El escenario, insuperable: Nueva York, Manhattan, sus juzgados de lo penal. El momento, perfecto, a pocos meses para que empiecen las primarias republicanas y 18 para la elección presidencial. El personaje, único, por su personalidad narcisista, su trayectoria como magnate inmobiliario, estrella televisiva y presidente republicano, capaz de superar dos procedimientos de impeachment o destitución parlamentaria, pero derrotado en 2020 tras un mandato caótico y tóxico que culminó con el asalto al Capitolio. Las condiciones, perfectas: el país, dividido y polarizado; los republicanos, secuestrados por la extrema derecha; los demócratas, unificados por el poder presidencial, pero tensionados por el despertar de una nueva izquierda alrededor de las minorías y las identidades.
Su viaje el lunes desde Mar-a-Lago a Nueva York, el desfile desde la Torre Trump y finalmente su comparecencia ante el juez componen su circense entrada en campaña, cuidadosamente organizada para atraer la atención y la máxima cobertura mediática, incendiar la polémica partidista y radicalizar la disputa electoral como nadie más sabe hacerlo en Estados Unidos. Jamás anteriormente un presidente había sido detenido y puesto a disposición de la justicia. Tampoco Donald Trump, a pesar de que lleva 50 años litigando en los tribunales y saliendo bien librado cada vez que la justicia se ha interesado por sus responsabilidades. Siempre ha sido su ejército de abogados el que ha resuelto sus innumerables líos y pleitos de todo tipo, desde los inmobiliarios hasta los casos de acoso sexual de los que ha sido protagonista. Bill Barr, que fue su fiscal general y le exoneró de cualquier responsabilidad en la interferencia rusa en la campaña electoral, jamás confió en su capacidad para responder adecuadamente ante un interrogatorio judicial y parlamentario.
Empieza un largo y tortuoso proceso, que coincidirá con la temporada electoral y se complicará con tres investigaciones penales por interferencia en el recuento electoral, el asalto al Capitolio y la apropiación de documentos clasificados como secretos que se llevó de la Casa Blanca. Nada, ni siquiera una condena por alguna de las cuatro acusaciones, puede impedirle que pugne por la presidencia en noviembre de 2024 si consigue la nominación republicana tras ganar las primarias, como ya sucedió en 2015. Con Trump de nuevo en la presidencia, no regresaría tan solo a la Casa Blanca el caos que ya hemos conocido, sus cinco mentiras diarias, su Administración nepotista y corrupta y sus erráticas decisiones internacionales.

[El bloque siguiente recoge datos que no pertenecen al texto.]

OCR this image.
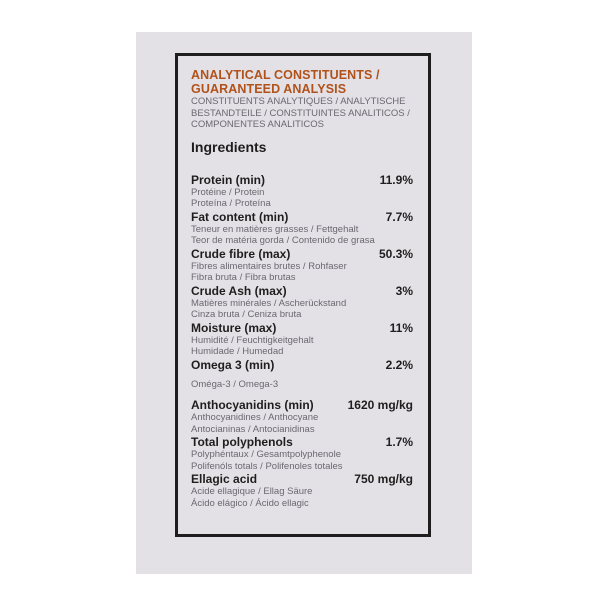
ANALYTICAL CONSTITUENTS /
GUARANTEED ANALYSIS
CONSTITUENTS ANALYTIQUES / ANALYTISCHE
BESTANDTEILE / CONSTITUINTES ANALITICOS /
COMPONENTES ANALITICOS
Ingredients
Protein (min)	11.9%
Protéine / Protein
Proteína / Proteína
Fat content (min)	7.7%
Teneur en matières grasses / Fettgehalt
Teor de matéria gorda / Contenido de grasa
Crude fibre (max)	50.3%
Fibres alimentaires brutes / Rohfaser
Fibra bruta / Fibra brutas
Crude Ash (max)	3%
Matières minérales / Ascherückstand
Cinza bruta / Ceniza bruta
Moisture (max)	11%
Humidité / Feuchtigkeitgehalt
Humidade / Humedad
Omega 3 (min)	2.2%
Oméga-3 / Omega-3
Anthocyanidins (min)	1620 mg/kg
Anthocyanidines / Anthocyane
Antocianinas / Antocianidinas
Total polyphenols	1.7%
Polyphéntaux / Gesamtpolyphenole
Polifenóls totals / Polifenoles totales
Ellagic acid	750 mg/kg
Acide ellagique / Ellag Säure
Ácido elágico / Ácido ellagic
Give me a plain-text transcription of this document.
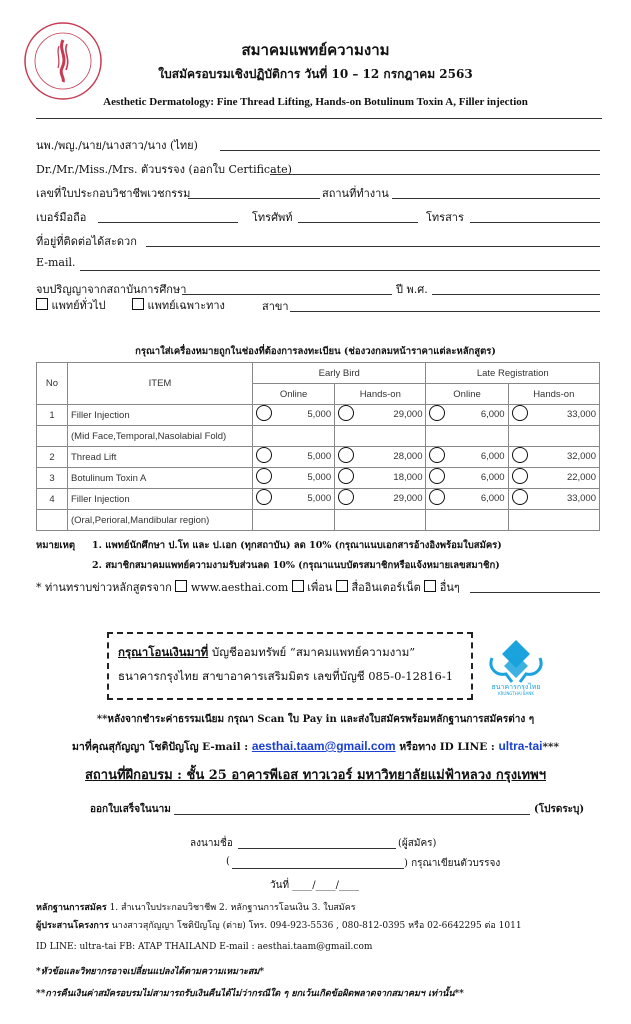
สมาคมแพทย์ความงาม
ใบสมัครอบรมเชิงปฏิบัติการ วันที่ 10 – 12 กรกฎาคม 2563
Aesthetic Dermatology: Fine Thread Lifting, Hands-on Botulinum Toxin A, Filler injection
นพ./พญ./นาย/นางสาว/นาง (ไทย)
Dr./Mr./Miss./Mrs. ตัวบรรจง (ออกใบ Certificate)
เลขที่ใบประกอบวิชาชีพเวชกรรม	สถานที่ทำงาน
เบอร์มือถือ	โทรศัพท์	โทรสาร
ที่อยู่ที่ติดต่อได้สะดวก
E-mail.
จบปริญญาจากสถาบันการศึกษา	ปี พ.ศ.
แพทย์ทั่วไป	แพทย์เฉพาะทาง	สาขา
กรุณาใส่เครื่องหมายถูกในช่องที่ต้องการลงทะเบียน (ช่องวงกลมหน้าราคาแต่ละหลักสูตร)
No	ITEM	Early Bird		Late Registration	
		Online	Hands-on	Online	Hands-on
1	Filler Injection	5,000	29,000	6,000	33,000

	(Mid Face,Temporal,Nasolabial Fold)				
2	Thread Lift	5,000	28,000	6,000	32,000

3	Botulinum Toxin A	5,000	18,000	6,000	22,000

4	Filler Injection	5,000	29,000	6,000	33,000

	(Oral,Perioral,Mandibular region)				
หมายเหตุ 1. แพทย์นักศึกษา ป.โท และ ป.เอก (ทุกสถาบัน) ลด 10% (กรุณาแนบเอกสารอ้างอิงพร้อมใบสมัคร)
2. สมาชิกสมาคมแพทย์ความงามรับส่วนลด 10% (กรุณาแนบบัตรสมาชิกหรือแจ้งหมายเลขสมาชิก)
* ท่านทราบข่าวหลักสูตรจาก www.aesthai.com เพื่อน สื่ออินเตอร์เน็ต อื่นๆ
กรุณาโอนเงินมาที่ บัญชีออมทรัพย์ “สมาคมแพทย์ความงาม”
ธนาคารกรุงไทย สาขาอาคารเสริมมิตร เลขที่บัญชี 085-0-12816-1
ธนาคารกรุงไทย
KRUNGTHAI BANK
**หลังจากชำระค่าธรรมเนียม กรุณา Scan ใบ Pay in และส่งใบสมัครพร้อมหลักฐานการสมัครต่าง ๆ
มาที่คุณสุกัญญา โชติปัญโญ E-mail : aesthai.taam@gmail.com หรือทาง ID LINE : ultra-tai***
สถานที่ฝึกอบรม : ชั้น 25 อาคารพีเอส ทาวเวอร์ มหาวิทยาลัยแม่ฟ้าหลวง กรุงเทพฯ
ออกใบเสร็จในนาม	(โปรดระบุ)
ลงนามชื่อ	(ผู้สมัคร)
(	) กรุณาเขียนตัวบรรจง
วันที่ ____/____/____
หลักฐานการสมัคร 1. สำเนาใบประกอบวิชาชีพ 2. หลักฐานการโอนเงิน 3. ใบสมัคร
ผู้ประสานโครงการ นางสาวสุกัญญา โชติปัญโญ (ต่าย) โทร. 094-923-5536 , 080-812-0395 หรือ 02-6642295 ต่อ 1011
ID LINE: ultra-tai FB: ATAP THAILAND E-mail : aesthai.taam@gmail.com
*หัวข้อและวิทยากรอาจเปลี่ยนแปลงได้ตามความเหมาะสม*
**การคืนเงินค่าสมัครอบรมไม่สามารถรับเงินคืนได้ไม่ว่ากรณีใด ๆ ยกเว้นเกิดข้อผิดพลาดจากสมาคมฯ เท่านั้น**
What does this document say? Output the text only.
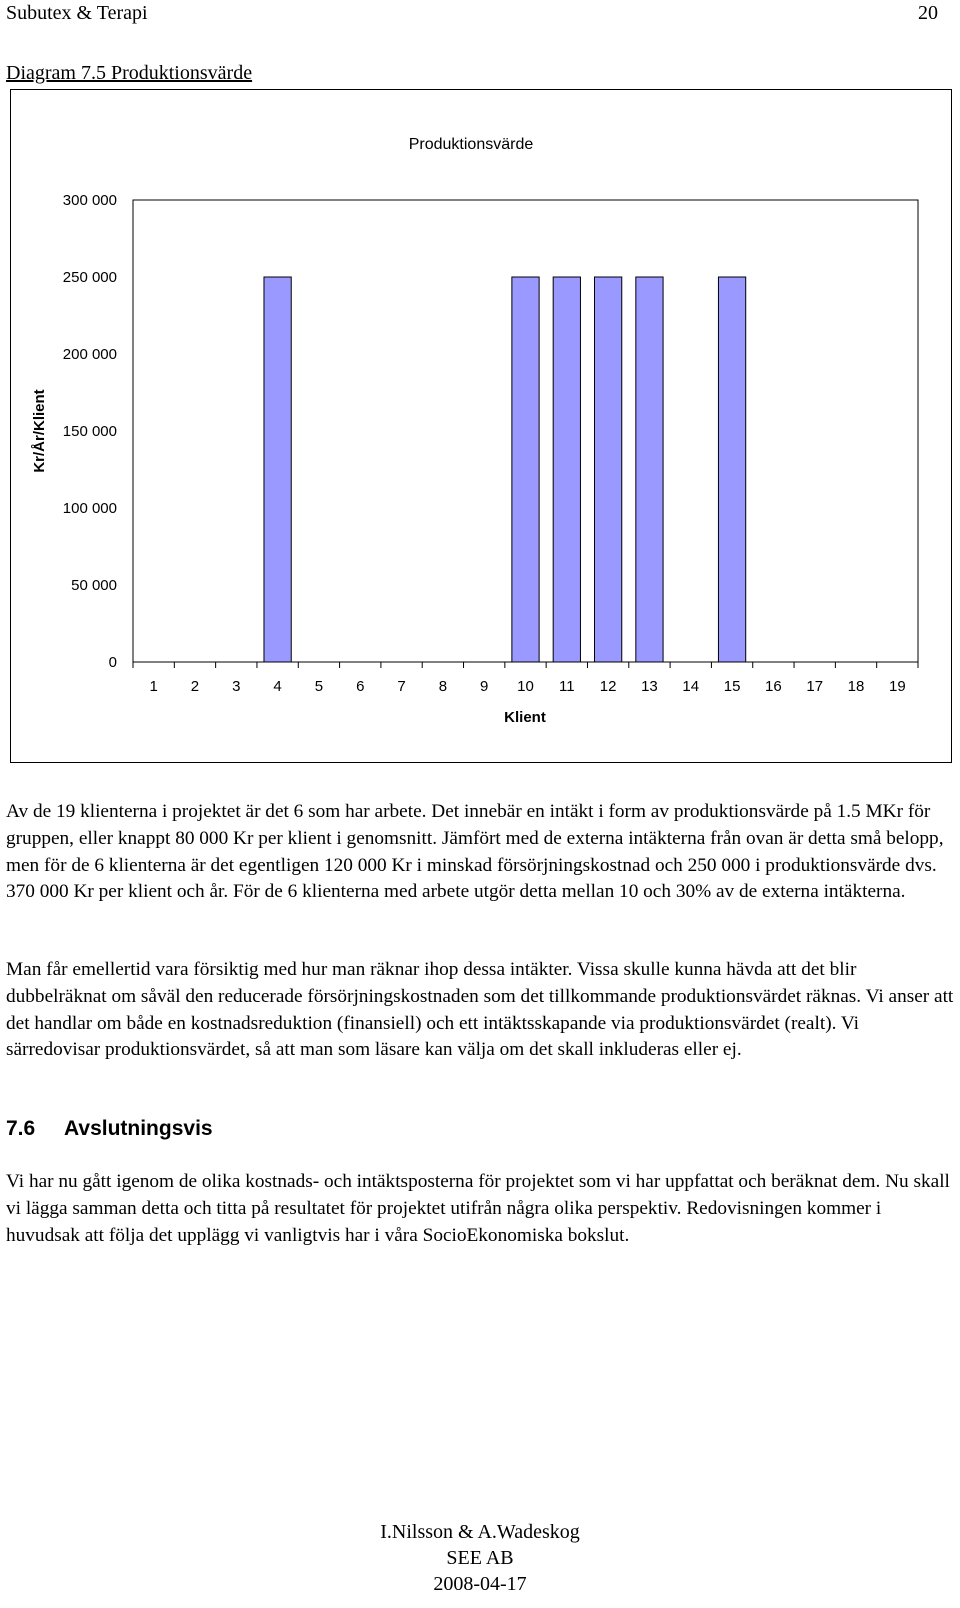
Subutex & Terapi	20
Diagram 7.5 Produktionsvärde
Produktionsvärde
0
50 000
100 000
150 000
200 000
250 000
300 000
1 2 3 4 5 6 7 8 9 10 11 12 13 14 15 16 17 18 19
Kr/År/Klient
Klient

Av de 19 klienterna i projektet är det 6 som har arbete. Det innebär en intäkt i form av produktionsvärde på 1.5 MKr för gruppen, eller knappt 80 000 Kr per klient i genomsnitt. Jämfört med de externa intäkterna från ovan är detta små belopp, men för de 6 klienterna är det egentligen 120 000 Kr i minskad försörjningskostnad och 250 000 i produktionsvärde dvs. 370 000 Kr per klient och år. För de 6 klienterna med arbete utgör detta mellan 10 och 30% av de externa intäkterna.

Man får emellertid vara försiktig med hur man räknar ihop dessa intäkter. Vissa skulle kunna hävda att det blir dubbelräknat om såväl den reducerade försörjningskostnaden som det tillkommande produktionsvärdet räknas. Vi anser att det handlar om både en kostnadsreduktion (finansiell) och ett intäktsskapande via produktionsvärdet (realt). Vi särredovisar produktionsvärdet, så att man som läsare kan välja om det skall inkluderas eller ej.

7.6 Avslutningsvis

Vi har nu gått igenom de olika kostnads- och intäktsposterna för projektet som vi har uppfattat och beräknat dem. Nu skall vi lägga samman detta och titta på resultatet för projektet utifrån några olika perspektiv. Redovisningen kommer i huvudsak att följa det upplägg vi vanligtvis har i våra SocioEkonomiska bokslut.

I.Nilsson & A.Wadeskog
SEE AB
2008-04-17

También terminaría de hundirse la imagen y la fiabilidad de Estados Unidos y de su democracia en el mundo. Y quedarían modificados los poderes presidenciales, situados en la práctica por encima de la ley y de la Constitución, exentos de cualquier control judicial y parlamentario.

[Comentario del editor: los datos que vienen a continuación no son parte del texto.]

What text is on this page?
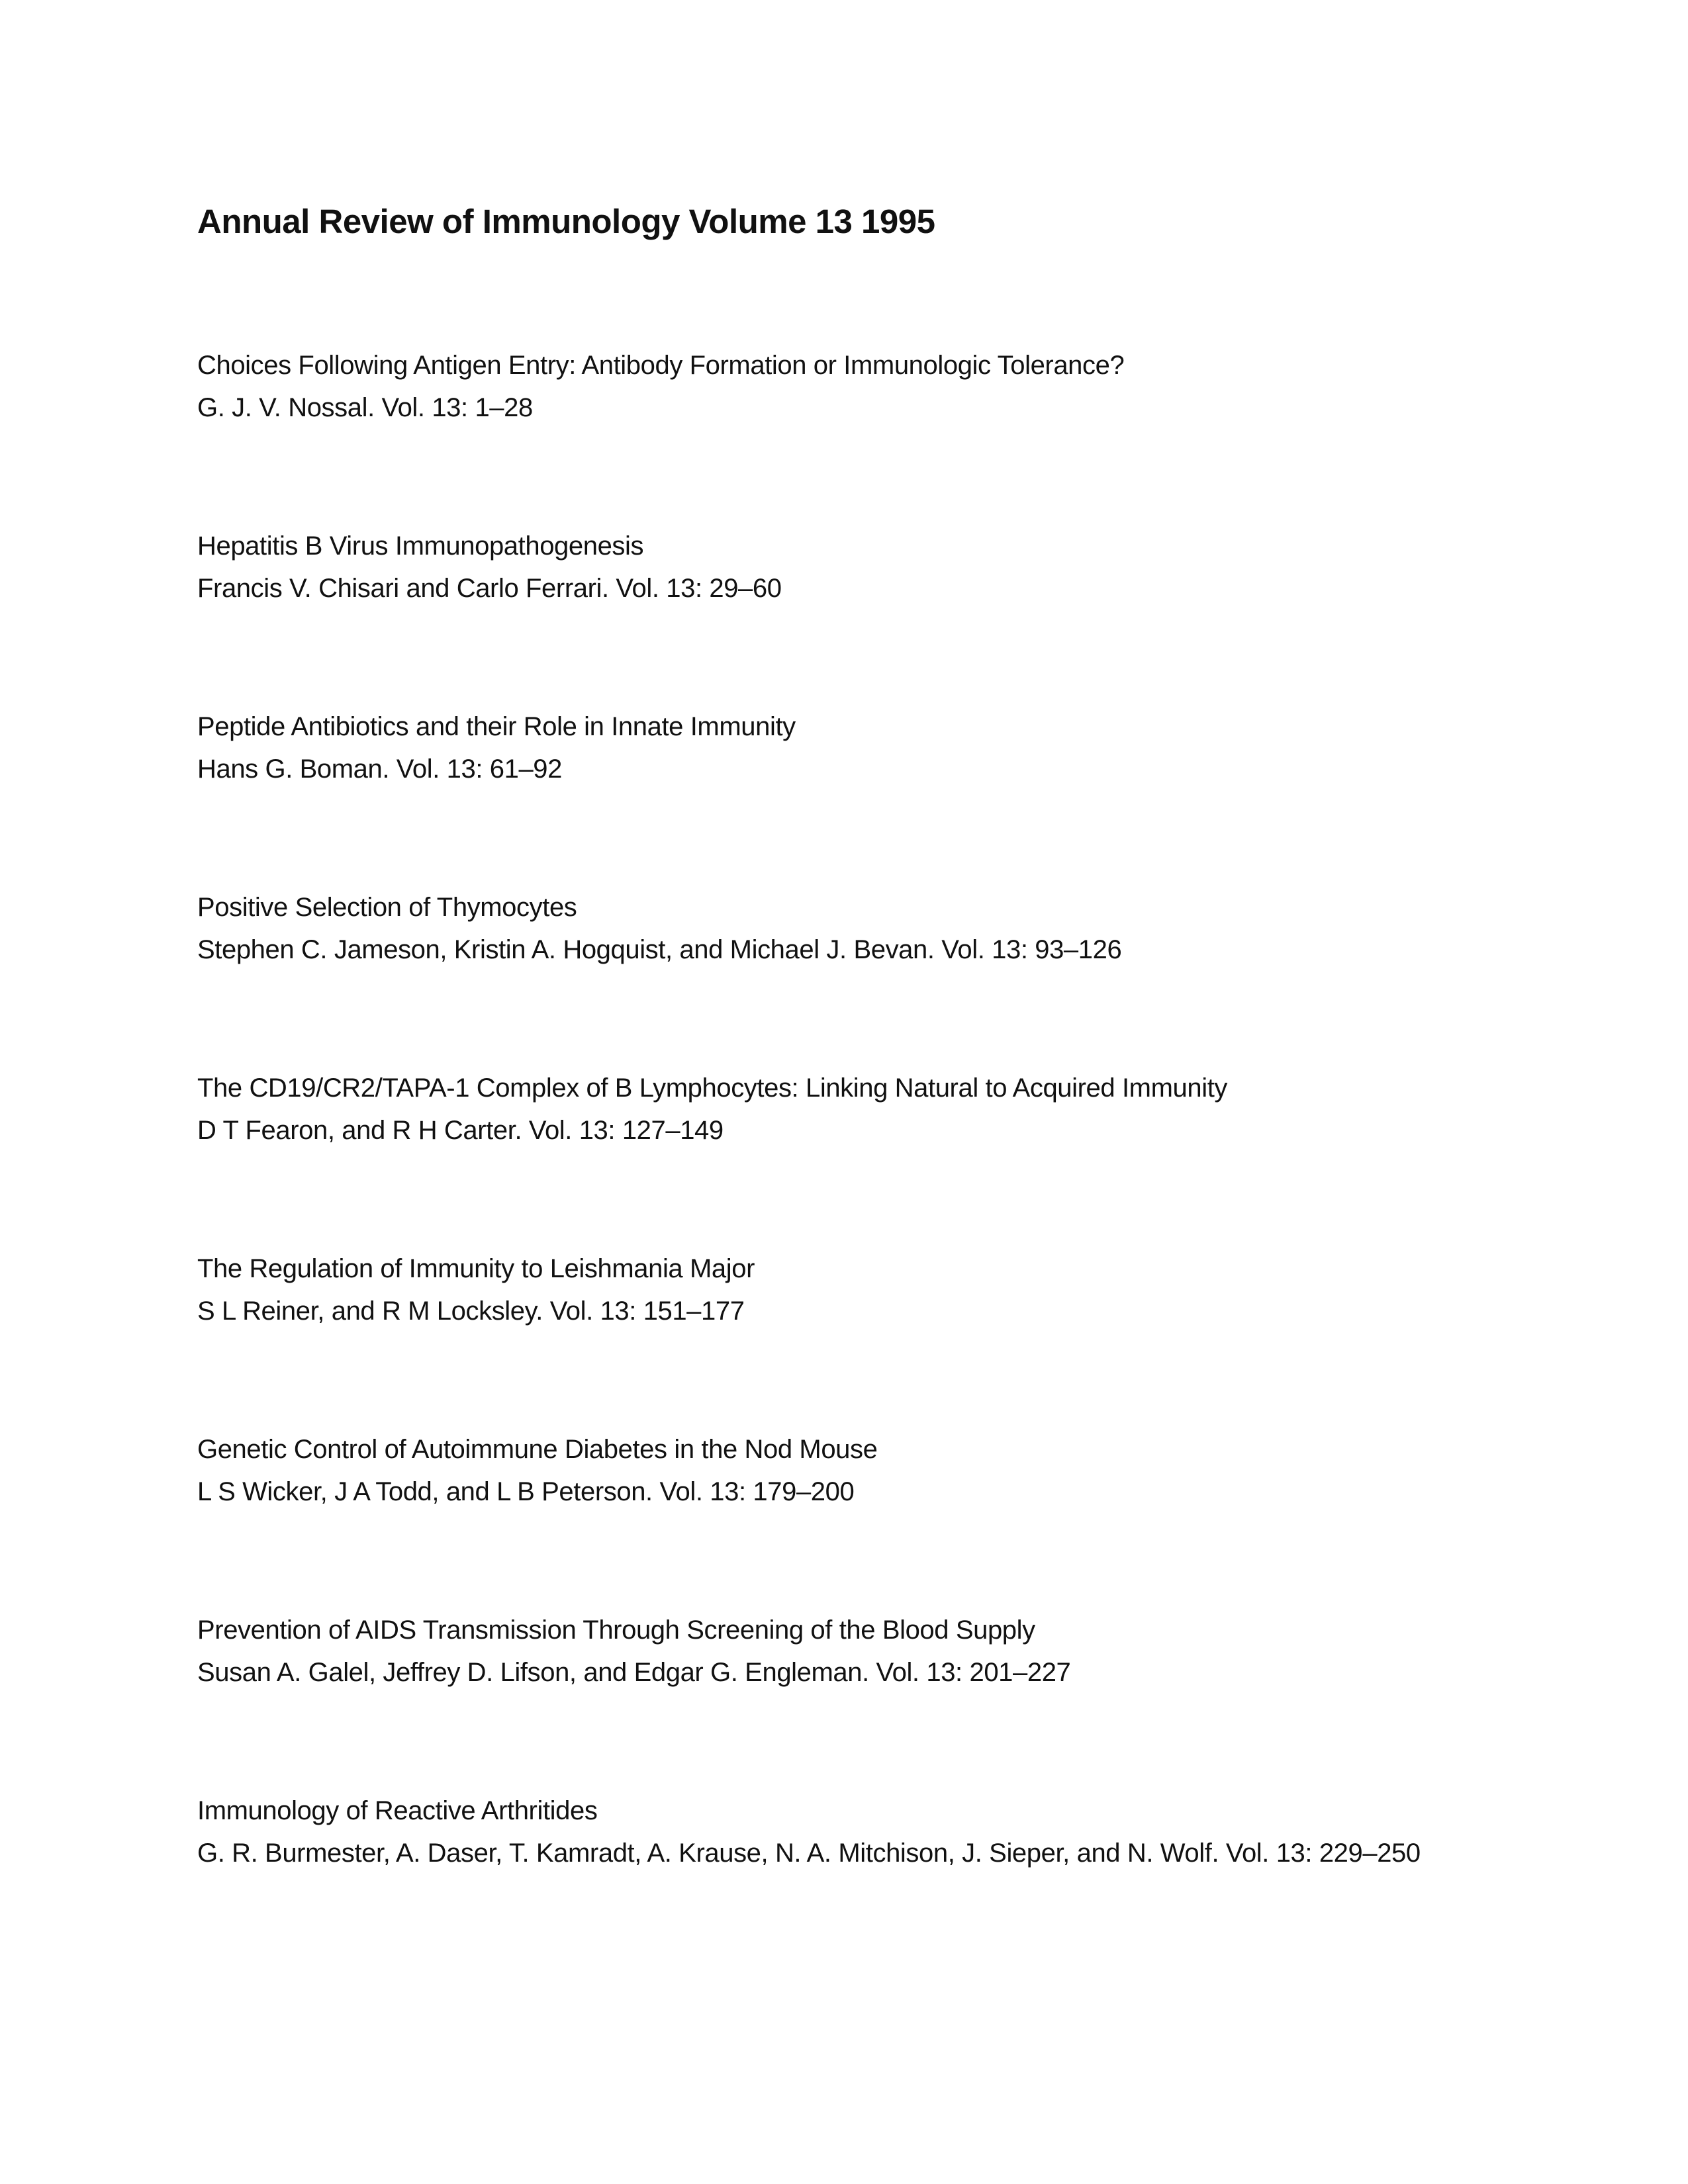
Annual Review of Immunology Volume 13 1995
Choices Following Antigen Entry: Antibody Formation or Immunologic Tolerance?
G. J. V. Nossal. Vol. 13: 1–28
Hepatitis B Virus Immunopathogenesis
Francis V. Chisari and Carlo Ferrari. Vol. 13: 29–60
Peptide Antibiotics and their Role in Innate Immunity
Hans G. Boman. Vol. 13: 61–92
Positive Selection of Thymocytes
Stephen C. Jameson, Kristin A. Hogquist, and Michael J. Bevan. Vol. 13: 93–126
The CD19/CR2/TAPA-1 Complex of B Lymphocytes: Linking Natural to Acquired Immunity
D T Fearon, and R H Carter. Vol. 13: 127–149
The Regulation of Immunity to Leishmania Major
S L Reiner, and R M Locksley. Vol. 13: 151–177
Genetic Control of Autoimmune Diabetes in the Nod Mouse
L S Wicker, J A Todd, and L B Peterson. Vol. 13: 179–200
Prevention of AIDS Transmission Through Screening of the Blood Supply
Susan A. Galel, Jeffrey D. Lifson, and Edgar G. Engleman. Vol. 13: 201–227
Immunology of Reactive Arthritides
G. R. Burmester, A. Daser, T. Kamradt, A. Krause, N. A. Mitchison, J. Sieper, and N. Wolf. Vol. 13: 229–250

Ni siquiera en caso de una nueva derrota, como la sufrida en 2020 frente a Joe Biden, quedaría resuelta la crisis constitucional latente en la larga marcha trumpista, vistos sus antecedentes como candidato y como presidente, maestro en la doble vara de medir, que pedía el encarcelamiento de Hillary Clinton por un asunto fabricado y atribuye sus casos judiciales a una caza de brujas política. En una de sus más crueles fanfarronadas, Trump aseguró que podría disparar contra la gente en la Quinta Avenida sin perder ningún voto.
Con su detención, a pesar de su brevedad, Donald Trump no ha hecho tan solo historia, sino que ha querido convertir su entrada en campaña en el mayor espectáculo del mundo, como si él solo fuera el entero circo Ringling Brothers and Barnum & Bailey que protagonizó la película del mismo nombre hace 70 años.